SCOUT on the web allows users to see the how long it has been since SCOUT last visited their communities. In addition, New Yorkers can search any location in the City and view a map marked with specific locations where conditions were found. Users can search by street address, intersection, community district, council district or zip code. SCOUT on the web data will be updated on most business days and displays SCOUT findings for the past 45 days of data collection.

"With the addition of SCOUT on the web, communities will see exactly where inspectors reported conditions in their community and what agencies have done to address them," said Operations Director Jeffrey A. Kay. "SCOUT on the web promises to further the transparency, accountability and accessibility of City government."

SCOUT inspectors have identified over 46,000 conditions since the program began. The top five conditions found by SCOUT over the past 10 months were: defective street-cuts (11,880), potholes (11,258), graffiti clean-up requests (5,685), defective street hardware (5,582), and sunken catch-basins (3,685),

"The SCOUT data that comes into the 311 Customer Call Center has already improved the way agencies respond to customers," said Commissioner Cosgrave. "This is the latest in a host of technology initiatives aimed at bettering the lives of New Yorkers, and we are proud to be a part of developing this website."

Mayors Office Pilots Secret Shopper Program at Agency Walk-in Facilities

The Mayor also announced the Customers Observing and Researching Experiences (CORE) program developed by the Customer Service Group of the Mayor's Office of Operations.  CORE is the largest municipal program of its kind and the first comprehensive secret shopper program of all City agencies that interact with the public. Excluding precincts and fire houses, the CORE program was able to visit 68 percent of all City agency service centers. CORE shoppers used the same technology used by SCOUT inspectors to record quantitative findings in five key customer service areas: language access, service & accessibility, facility conditions, queuing experience & service transparency, and staff customer service.

The CORE program found that agencies are generally providing high levels of customer service to New Yorkers. Facility conditions and staff customer service had the highest scores in the five customer service areas that were measured. Language access had the lowest average score. Challenges identified by the survey include inadequate interpretation services for limited speakers of English, difficult to locate service locations, poorly maintained facilities, long wait-times and in some cases, discourteous staff. The results of this survey will be used to draft new customer service standards that agencies will be held accountable for meeting.
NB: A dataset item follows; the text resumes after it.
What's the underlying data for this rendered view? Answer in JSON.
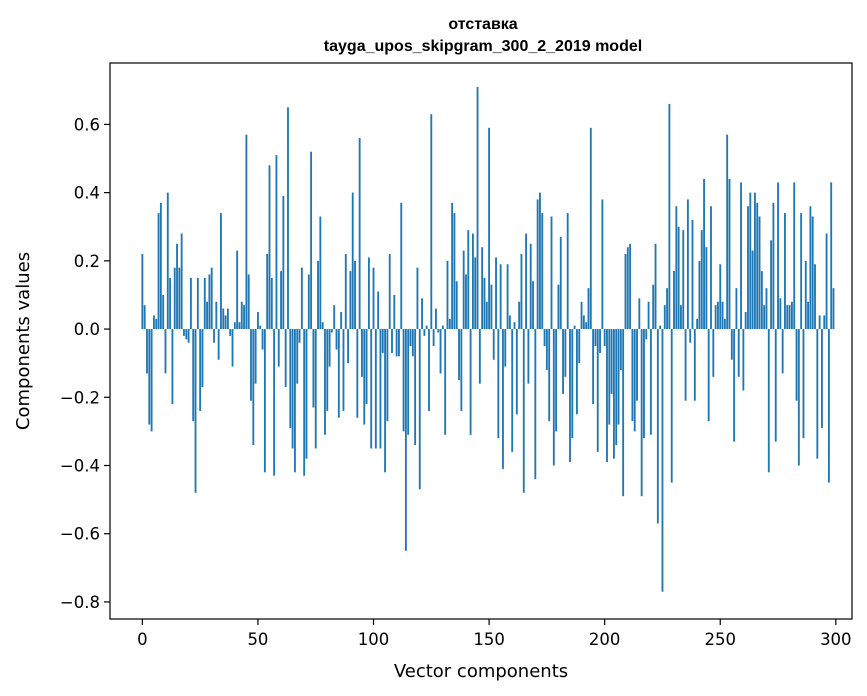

"The CORE program findings will allow the Mayor's Office of Operations to create Citywide customer service standards that agencies will be required to meet," said Operations Director Jeffrey A. Kay. "Measurements of customer satisfaction, wait-times and facility conditions will be part of next year's Mayor's Management Report (MMR). I look forward to working with City Agencies to prioritize those areas that can make the biggest impression on City customers."